Things are just as bad in transgender households. Here is just one sad testimony from Joshua whose dad left the family and ‘became’ a woman’:

[T]he person that sits here today is entirely different to the person that I grew up with. They are not the same people. I don’t have a father anymore. The day that she said, “I want to live the rest of my life as a woman,” she exploded an enormous bomb, and the carnage from that will exist forever. It will go on. It won’t stop.

And Elizabeth speaks about her trans horror story: “My dad made the change to Stephanie and in doing so destroyed his family…. The feelings I felt were loss. To me, my father had died, and there was no changing that. I was looking at a shell of the man I once knew. It was hard seeing him, because, to me, he passed away, and it brought up those same feelings every time. I could no longer relate to him the same way.”

Also consider children who are the product of donor sperm. Ellie tells what it was like for her:

My world fell apart. I spent several days under a blanket in bed, crying hysterically. When I was able to regain my composure, as I was going about my morning routine I caught sight of myself in the mirror and came to the realization that I had no idea who I was anymore. The nose I thought had come from my dad wasn’t his. That round nose that I thought connected me to family was suddenly hideous.  The shape of my fingers, so similar to my dad’s, now looked alien and terrifying. There were several years in my midtwenties when I couldn’t look at myself in a mirror without bursting into tears, so I avoided mirrors.

However, it is not just these moving stories and the reams of evidence that need to be proclaimed far and wide. Many – including myself – have been doing this for decades now. What the authors especially seek, as their subtitle indicates, is ‘the need for a children’s rights movement.’

The final chapter of the book looks at this in detail. As the authors state:

Those of us who support Them Before Us are on a mission to transform the political narrative around marriage and parenthood; we aspire to impact public policy by refocusing the debate over family structure on the rights of children. Good public policy will naturally follow if the rights of children are front and center in parenting matters. We see the disastrous results of adult-centric policies everywhere. Children become commodities, manufactured, shuffled here and there, aborted, sex-selected, starved of maternal or paternal love, robbed of stability, and intentionally created to be motherless and fatherless with no regard for their needs. The violation of children’s rights consigns a child to the status of object….

Our goal is to decrease the need for organizations working with kids who’ve escaped trafficking, who are teenage mothers, and who are juvenile delinquents by remedying the parental factors that lead to a child’s requiring their services in the first place.

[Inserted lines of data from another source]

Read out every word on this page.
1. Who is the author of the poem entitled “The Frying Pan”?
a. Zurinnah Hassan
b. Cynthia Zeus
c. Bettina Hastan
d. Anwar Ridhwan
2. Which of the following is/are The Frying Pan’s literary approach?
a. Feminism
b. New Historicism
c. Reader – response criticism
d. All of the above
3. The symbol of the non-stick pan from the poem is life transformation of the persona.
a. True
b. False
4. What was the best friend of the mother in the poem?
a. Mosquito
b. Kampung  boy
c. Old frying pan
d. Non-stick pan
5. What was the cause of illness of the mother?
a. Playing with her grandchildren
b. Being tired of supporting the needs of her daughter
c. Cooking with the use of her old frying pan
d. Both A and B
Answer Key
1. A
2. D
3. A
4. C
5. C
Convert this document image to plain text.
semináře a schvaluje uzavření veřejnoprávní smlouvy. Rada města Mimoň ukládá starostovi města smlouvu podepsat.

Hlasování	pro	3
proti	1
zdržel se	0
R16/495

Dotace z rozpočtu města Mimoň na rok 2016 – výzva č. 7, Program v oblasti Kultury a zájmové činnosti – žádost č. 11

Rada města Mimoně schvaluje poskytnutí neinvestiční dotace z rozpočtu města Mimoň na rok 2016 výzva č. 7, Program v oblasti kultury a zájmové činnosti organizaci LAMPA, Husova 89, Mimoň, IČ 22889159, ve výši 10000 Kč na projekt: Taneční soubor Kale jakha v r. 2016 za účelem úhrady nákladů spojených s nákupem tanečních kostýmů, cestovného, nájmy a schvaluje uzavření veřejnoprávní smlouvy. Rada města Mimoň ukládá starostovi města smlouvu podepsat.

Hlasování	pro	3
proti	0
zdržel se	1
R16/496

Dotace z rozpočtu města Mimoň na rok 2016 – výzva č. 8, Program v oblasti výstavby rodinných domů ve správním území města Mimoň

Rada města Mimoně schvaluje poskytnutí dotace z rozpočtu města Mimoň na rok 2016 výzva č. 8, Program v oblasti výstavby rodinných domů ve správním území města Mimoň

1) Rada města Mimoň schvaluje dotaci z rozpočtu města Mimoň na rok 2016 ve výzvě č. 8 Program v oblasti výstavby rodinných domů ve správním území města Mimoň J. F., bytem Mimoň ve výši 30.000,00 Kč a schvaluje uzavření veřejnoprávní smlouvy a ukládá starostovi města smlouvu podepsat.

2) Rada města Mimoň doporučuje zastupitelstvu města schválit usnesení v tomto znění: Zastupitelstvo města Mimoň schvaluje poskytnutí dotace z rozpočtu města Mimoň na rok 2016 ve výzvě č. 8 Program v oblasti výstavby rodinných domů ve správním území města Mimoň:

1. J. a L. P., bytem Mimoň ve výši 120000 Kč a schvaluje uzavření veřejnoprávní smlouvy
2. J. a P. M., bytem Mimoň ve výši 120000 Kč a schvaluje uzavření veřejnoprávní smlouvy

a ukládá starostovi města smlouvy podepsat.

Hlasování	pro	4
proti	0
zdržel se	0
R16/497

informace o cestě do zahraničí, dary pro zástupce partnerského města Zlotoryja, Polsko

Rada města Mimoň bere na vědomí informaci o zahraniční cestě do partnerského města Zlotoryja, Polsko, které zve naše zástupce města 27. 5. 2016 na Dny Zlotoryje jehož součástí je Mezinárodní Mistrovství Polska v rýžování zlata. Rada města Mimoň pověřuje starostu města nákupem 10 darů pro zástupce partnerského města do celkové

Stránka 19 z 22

Pro-family and pro-children activists have been around for a long time now. But it is great to see newcomers to the field. And we hope that many more will join the movement. As Faust said on a social media post recently: “I was not born to be a culture warrior. I would much rather have kept quiet and kept all my friends. But the Left radicalized me. When they started calling people ‘bigots’ for the high crime of believing that kids need a mom and dad, I had to speak up. I’m not the only one. The Left is radicalizing more and more ordinary people every day.”

I am glad she was radicalised. And I am glad that this vitally important book is the result.